Lilies in the “true lily” and “daylily” families are very dangerous for cats. The entire plant is toxic: the stem, leaves, flowers, pollen, and even the water in a vase. Eating just a small amount of a leaf or flower petal, licking a few pollen grains off their fur while grooming, or drinking the water from the vase can cause your cat to develop fatal kidney failure in less than 3 days. The toxin, which seems to only affect cats, has not been identified. Though the toxic effects of lilies can also affect dogs, most commonly an upset stomach after lily ingestion is the worst of it.
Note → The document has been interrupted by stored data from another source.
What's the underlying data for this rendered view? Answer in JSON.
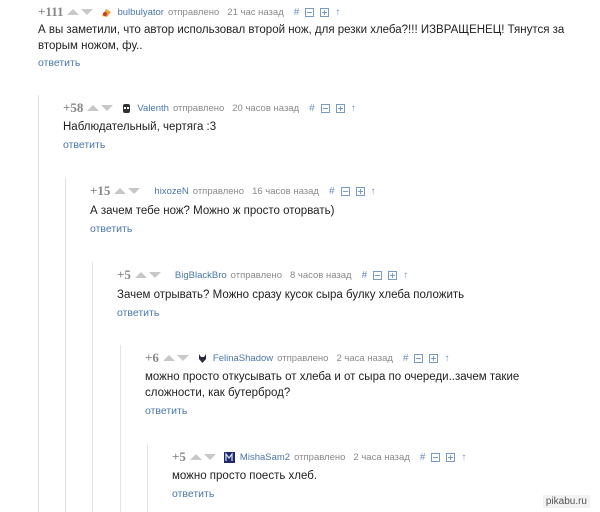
{
  "comments": [
    {
      "rating": "+111",
      "author": "bulbulyator",
      "sent": "отправлено",
      "time": "21 час назад",
      "text": "А вы заметили, что автор использовал второй нож, для резки хлеба?!!! ИЗВРАЩЕНЕЦ! Тянутся за вторым ножом, фу..",
      "reply": "ответить",
      "avatar_color": "#e8a23a"
    },
    {
      "rating": "+58",
      "author": "Valenth",
      "sent": "отправлено",
      "time": "20 часов назад",
      "text": "Наблюдательный, чертяга :3",
      "reply": "ответить",
      "avatar_color": "#333333"
    },
    {
      "rating": "+15",
      "author": "hixozeN",
      "sent": "отправлено",
      "time": "16 часов назад",
      "text": "А зачем тебе нож? Можно ж просто оторвать)",
      "reply": "ответить",
      "avatar_color": ""
    },
    {
      "rating": "+5",
      "author": "BigBlackBro",
      "sent": "отправлено",
      "time": "8 часов назад",
      "text": "Зачем отрывать? Можно сразу кусок сыра булку хлеба положить",
      "reply": "ответить",
      "avatar_color": ""
    },
    {
      "rating": "+6",
      "author": "FelinaShadow",
      "sent": "отправлено",
      "time": "2 часа назад",
      "text": "можно просто откусывать от хлеба и от сыра по очереди..зачем такие сложности, как бутерброд?",
      "reply": "ответить",
      "avatar_color": "#2a2a40"
    },
    {
      "rating": "+5",
      "author": "MishaSam2",
      "sent": "отправлено",
      "time": "2 часа назад",
      "text": "можно просто поесть хлеб.",
      "reply": "ответить",
      "avatar_color": "#1e2a6a"
    }
  ],
  "actions": {
    "hash": "#",
    "up": "↑"
  },
  "watermark": "pikabu.ru",
  "colors": {
    "link": "#4a76a8",
    "meta": "#8a8a8a",
    "rating": "#888888"
  }
}
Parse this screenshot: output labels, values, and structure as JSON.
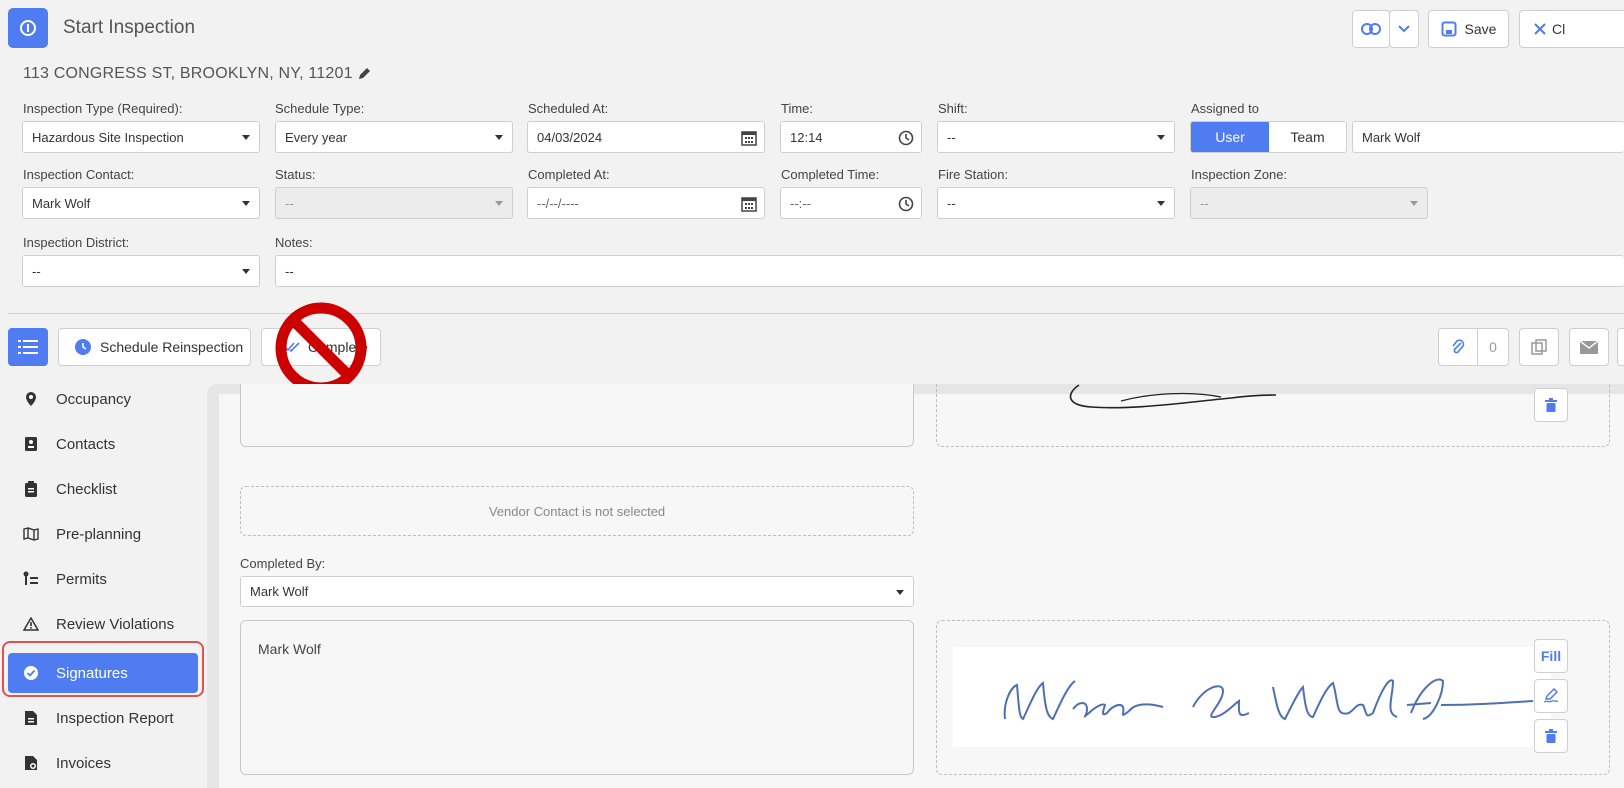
{
  "header": {
    "title": "Start Inspection",
    "save_label": "Save",
    "close_label": "Cl",
    "address": "113 CONGRESS ST, BROOKLYN, NY, 11201"
  },
  "form": {
    "inspection_type": {
      "label": "Inspection Type (Required):",
      "value": "Hazardous Site Inspection"
    },
    "schedule_type": {
      "label": "Schedule Type:",
      "value": "Every year"
    },
    "scheduled_at": {
      "label": "Scheduled At:",
      "value": "04/03/2024"
    },
    "time": {
      "label": "Time:",
      "value": "12:14"
    },
    "shift": {
      "label": "Shift:",
      "value": "--"
    },
    "assigned_to": {
      "label": "Assigned to",
      "user_label": "User",
      "team_label": "Team",
      "value": "Mark Wolf"
    },
    "inspection_contact": {
      "label": "Inspection Contact:",
      "value": "Mark Wolf"
    },
    "status": {
      "label": "Status:",
      "value": "--"
    },
    "completed_at": {
      "label": "Completed At:",
      "value": "--/--/----"
    },
    "completed_time": {
      "label": "Completed Time:",
      "value": "--:--"
    },
    "fire_station": {
      "label": "Fire Station:",
      "value": "--"
    },
    "inspection_zone": {
      "label": "Inspection Zone:",
      "value": "--"
    },
    "inspection_district": {
      "label": "Inspection District:",
      "value": "--"
    },
    "notes": {
      "label": "Notes:",
      "value": "--"
    }
  },
  "toolbar": {
    "schedule_reinspection_label": "Schedule Reinspection",
    "complete_label": "Complete",
    "attachments_count": "0"
  },
  "sidebar": {
    "items": [
      {
        "label": "Occupancy",
        "icon": "map-pin-icon"
      },
      {
        "label": "Contacts",
        "icon": "contact-card-icon"
      },
      {
        "label": "Checklist",
        "icon": "clipboard-icon"
      },
      {
        "label": "Pre-planning",
        "icon": "map-icon"
      },
      {
        "label": "Permits",
        "icon": "permit-list-icon"
      },
      {
        "label": "Review Violations",
        "icon": "warning-icon"
      },
      {
        "label": "Signatures",
        "icon": "check-circle-icon",
        "active": true
      },
      {
        "label": "Inspection Report",
        "icon": "report-icon"
      },
      {
        "label": "Invoices",
        "icon": "invoice-icon"
      }
    ]
  },
  "signatures": {
    "vendor_notice": "Vendor Contact is not selected",
    "completed_by_label": "Completed By:",
    "completed_by_value": "Mark Wolf",
    "signer_name": "Mark Wolf",
    "fill_label": "Fill"
  },
  "colors": {
    "accent": "#4f7cf0",
    "highlight": "#e05151",
    "prohibition": "#cc0000"
  }
}
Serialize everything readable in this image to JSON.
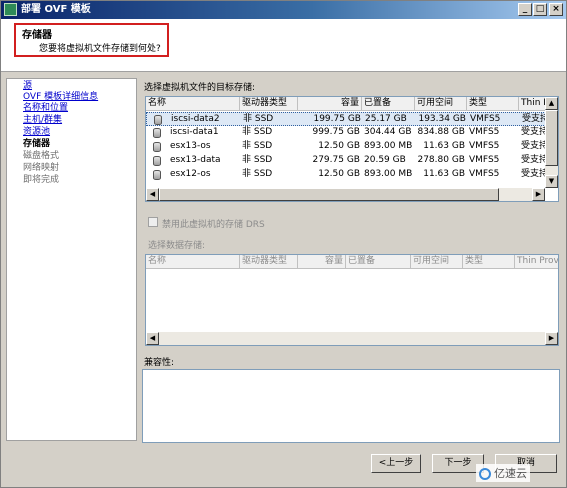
{
  "window": {
    "title": "部署 OVF 模板",
    "buttons": [
      "_",
      "□",
      "×"
    ]
  },
  "header": {
    "title": "存储器",
    "subtitle": "您要将虚拟机文件存储到何处?"
  },
  "nav": {
    "items": [
      {
        "label": "源",
        "state": "link"
      },
      {
        "label": "OVF 模板详细信息",
        "state": "link"
      },
      {
        "label": "名称和位置",
        "state": "link"
      },
      {
        "label": "主机/群集",
        "state": "link"
      },
      {
        "label": "资源池",
        "state": "link"
      },
      {
        "label": "存储器",
        "state": "current"
      },
      {
        "label": "磁盘格式",
        "state": "muted"
      },
      {
        "label": "网络映射",
        "state": "muted"
      },
      {
        "label": "即将完成",
        "state": "muted"
      }
    ]
  },
  "storage": {
    "label": "选择虚拟机文件的目标存储:",
    "columns": [
      "名称",
      "驱动器类型",
      "容量",
      "已置备",
      "可用空间",
      "类型",
      "Thin P"
    ],
    "rows": [
      {
        "name": "iscsi-data2",
        "drive": "非 SSD",
        "capacity": "199.75 GB",
        "provisioned": "25.17 GB",
        "free": "193.34 GB",
        "type": "VMFS5",
        "thin": "受支持",
        "selected": true
      },
      {
        "name": "iscsi-data1",
        "drive": "非 SSD",
        "capacity": "999.75 GB",
        "provisioned": "304.44 GB",
        "free": "834.88 GB",
        "type": "VMFS5",
        "thin": "受支持",
        "selected": false
      },
      {
        "name": "esx13-os",
        "drive": "非 SSD",
        "capacity": "12.50 GB",
        "provisioned": "893.00 MB",
        "free": "11.63 GB",
        "type": "VMFS5",
        "thin": "受支持",
        "selected": false
      },
      {
        "name": "esx13-data",
        "drive": "非 SSD",
        "capacity": "279.75 GB",
        "provisioned": "20.59 GB",
        "free": "278.80 GB",
        "type": "VMFS5",
        "thin": "受支持",
        "selected": false
      },
      {
        "name": "esx12-os",
        "drive": "非 SSD",
        "capacity": "12.50 GB",
        "provisioned": "893.00 MB",
        "free": "11.63 GB",
        "type": "VMFS5",
        "thin": "受支持",
        "selected": false
      }
    ]
  },
  "drs": {
    "checkbox_label": "禁用此虚拟机的存储 DRS",
    "checked": false
  },
  "datastore": {
    "label": "选择数据存储:",
    "columns": [
      "名称",
      "驱动器类型",
      "容量",
      "已置备",
      "可用空间",
      "类型",
      "Thin Provis"
    ]
  },
  "compat": {
    "label": "兼容性:"
  },
  "footer": {
    "back": "<上一步",
    "next": "下一步",
    "cancel": "取消"
  },
  "watermark": "亿速云"
}
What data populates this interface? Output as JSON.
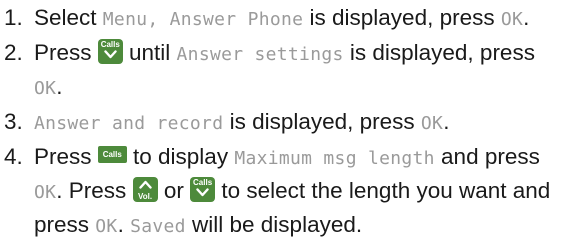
{
  "steps": [
    {
      "num": "1.",
      "parts": [
        "Select ",
        "Menu, Answer Phone",
        " is displayed, press ",
        "OK",
        "."
      ]
    },
    {
      "num": "2.",
      "parts": [
        "Press ",
        " until ",
        "Answer settings",
        " is displayed, press ",
        "OK",
        "."
      ]
    },
    {
      "num": "3.",
      "parts": [
        "Answer and record",
        " is displayed, press ",
        "OK",
        "."
      ]
    },
    {
      "num": "4.",
      "parts": [
        "Press ",
        " to display ",
        "Maximum msg length",
        " and press ",
        "OK",
        ". Press ",
        " or ",
        " to select the length you want and press ",
        "OK",
        ". ",
        "Saved",
        " will be displayed."
      ]
    }
  ],
  "keys": {
    "calls": "Calls",
    "vol": "Vol."
  },
  "colors": {
    "key_bg": "#4d8a3b",
    "text": "#1a1a1a",
    "lcd_text": "#9a9a9a"
  },
  "icons": {
    "calls_key": "calls-down-arrow-icon",
    "vol_key": "vol-up-arrow-icon"
  }
}
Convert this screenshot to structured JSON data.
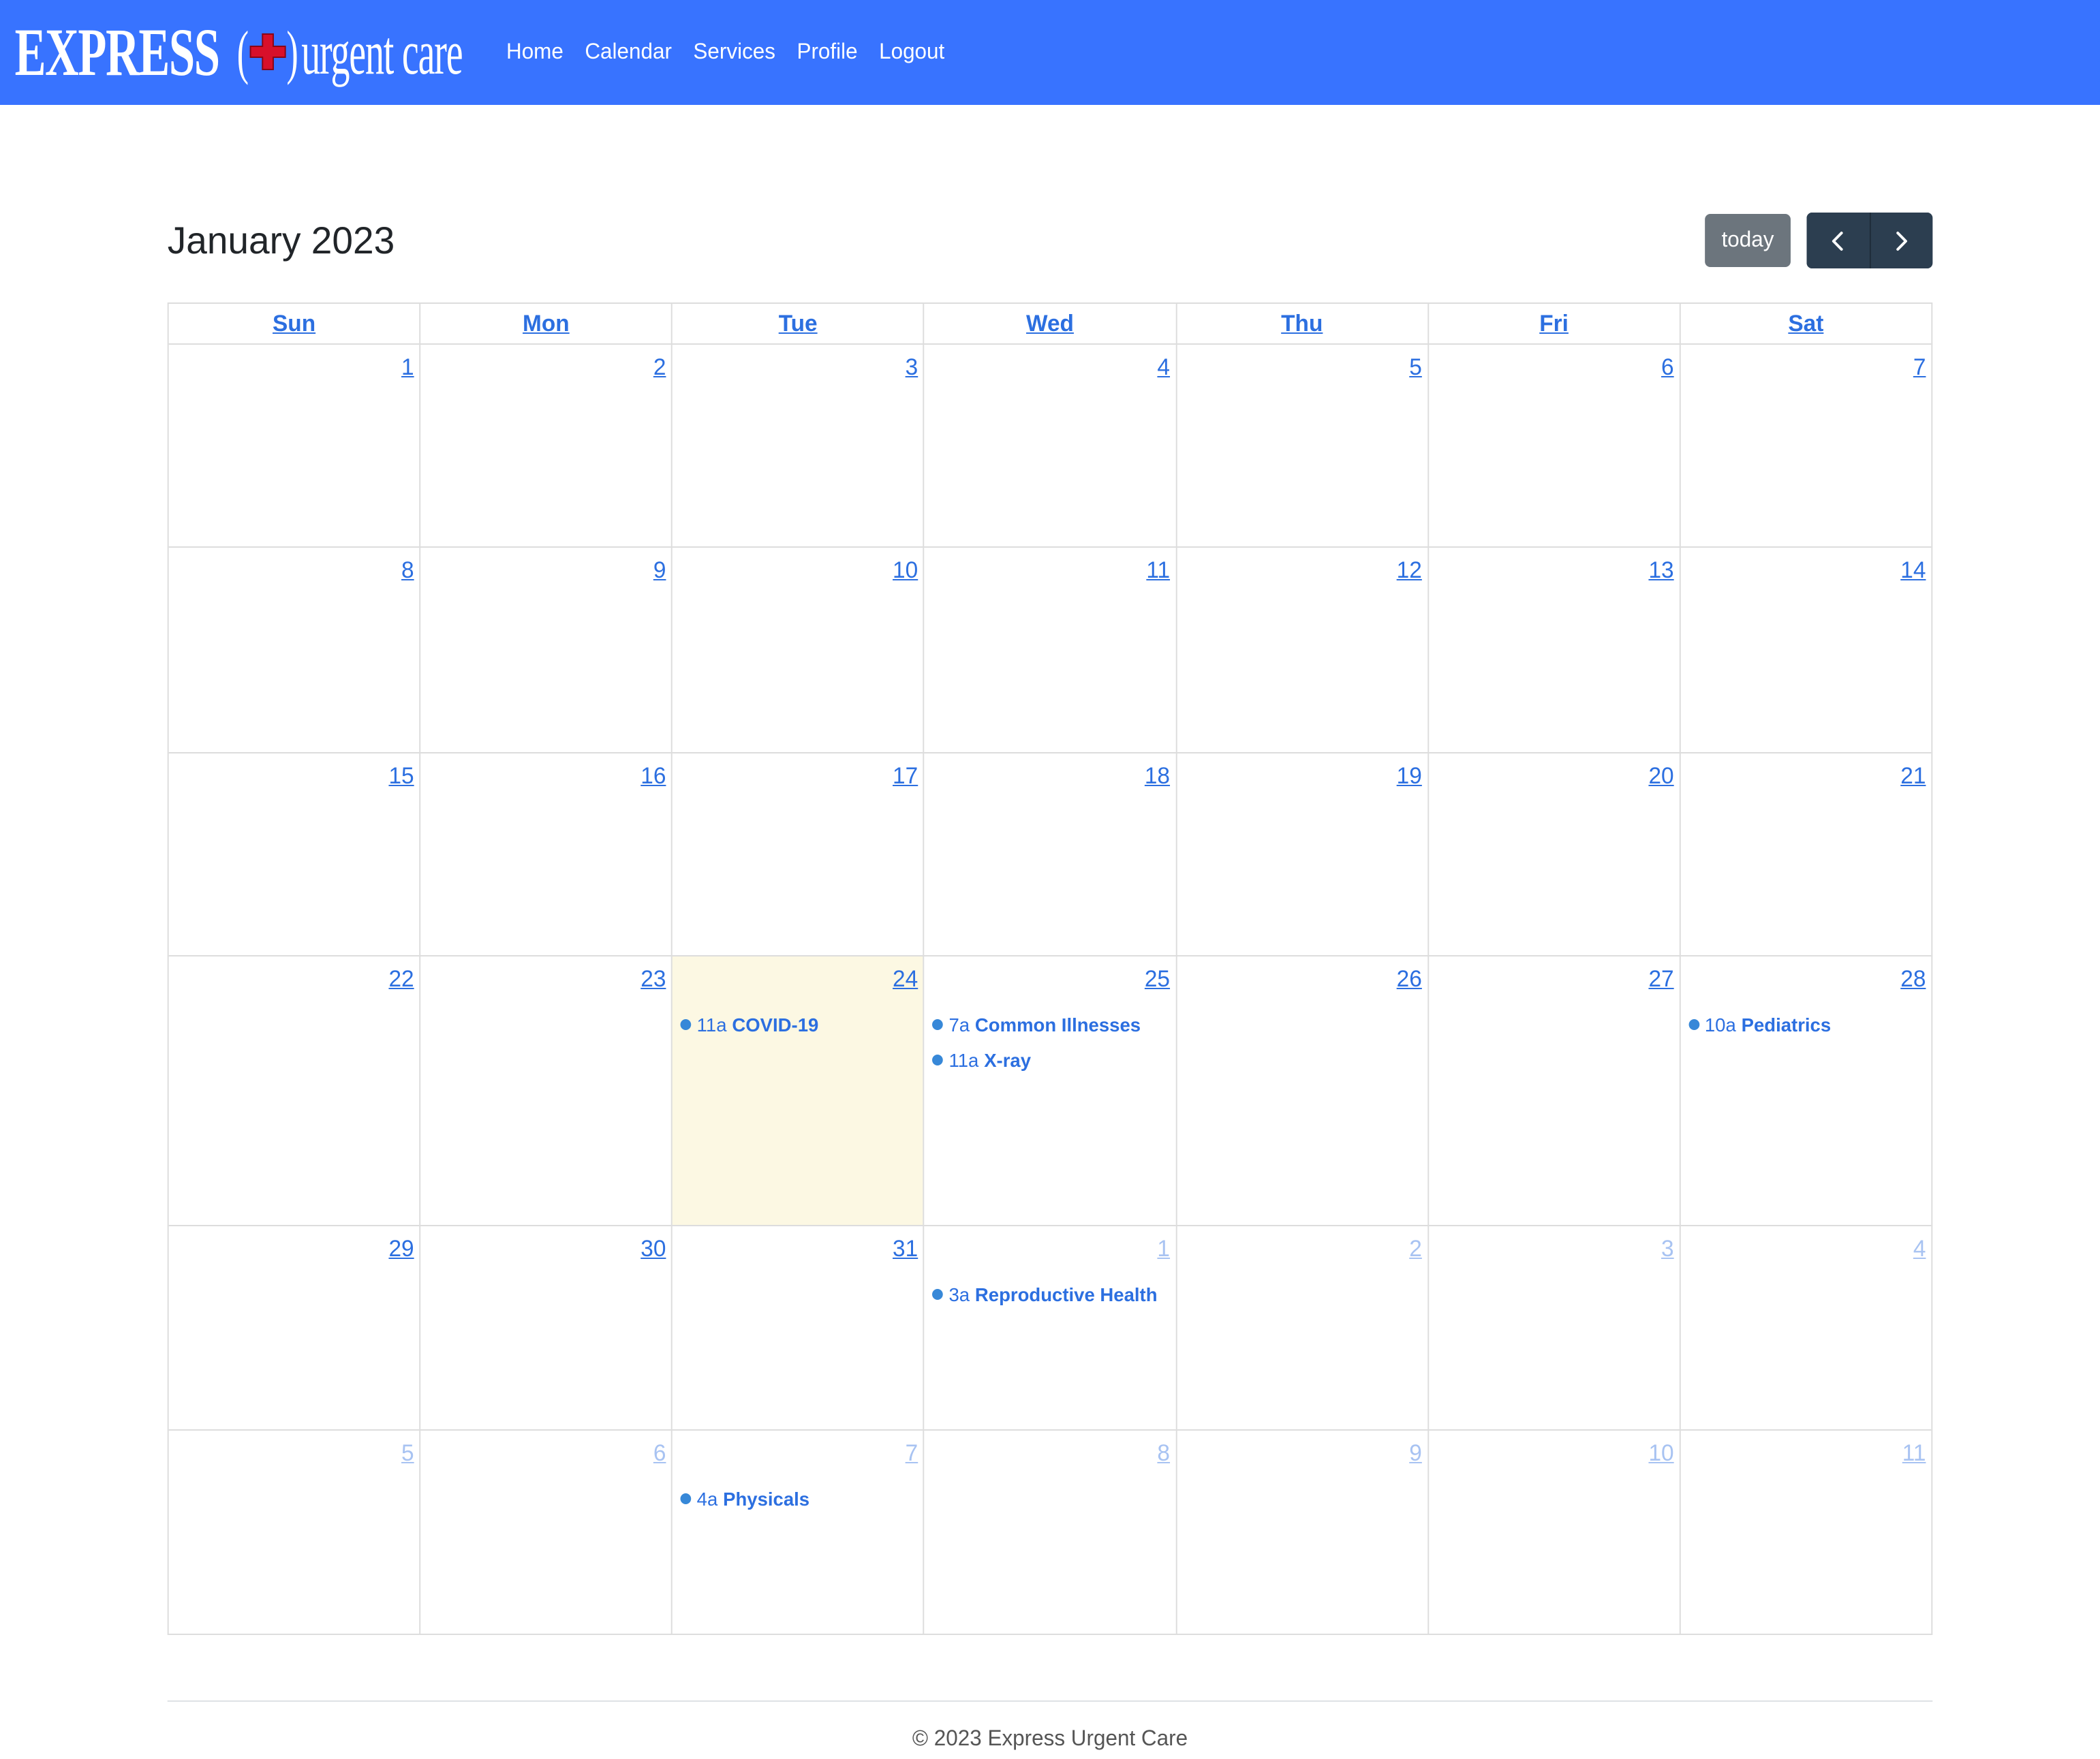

What Lily Toxicity Looks Like in Cats

Early signs of lily toxicity in cats include:

  • Decreased activity level
  • Drooling
  • Vomiting
  • Loss of appetite.

These symptoms start 0 to 12 hours after ingestion. Signs of kidney damage start about 12 to 24 hours after ingestion and include increased urination and dehydration. Kidney failure occurs within 24 to 72 hours, leading to death if the cat isn’t treated. Early veterinary treatment greatly improves the cat’s prognosis. However, if treatment is delayed by 18 hours or more after ingestion, the cat will generally have irreversible kidney failure.

Image of white lilies

Are All Types of Lilies Toxic to Cats?

The most dangerous types of lilies for cats include:

  •  Asiatic lily (and their hybrids) – Lilium asiaticum
  •  Daylily – Hemerocallis species
  •  Easter lily – Llium longiflorum
  •  Japanese Show lily – Lilium speciosum
  •  Oriental lily – Lilium orientalis
  •  Rubrum lily – Lilium speciosum var. rubrum
  •  Stargazer lily – Lilium ‘Stargazer’ 
  •  Tiger lily – Lilium tigrinum or L. lancifolium
  •  Wood lily – Lilium philadelphicum or L. umbellatum

Because these lilies are so dangerous for cats and there’s a high risk of illness and death if ingested, it’s best to not purchase and bring these plants into your home if you have a cat. Easter and springtime are wonderful times to enjoy cut flowers and there are lots of cat-safe options to brighten up your home. Consider sunflowers, Gerber daisies, freesia, roses or orchids, all beautiful choices to celebrate the freshness of spring.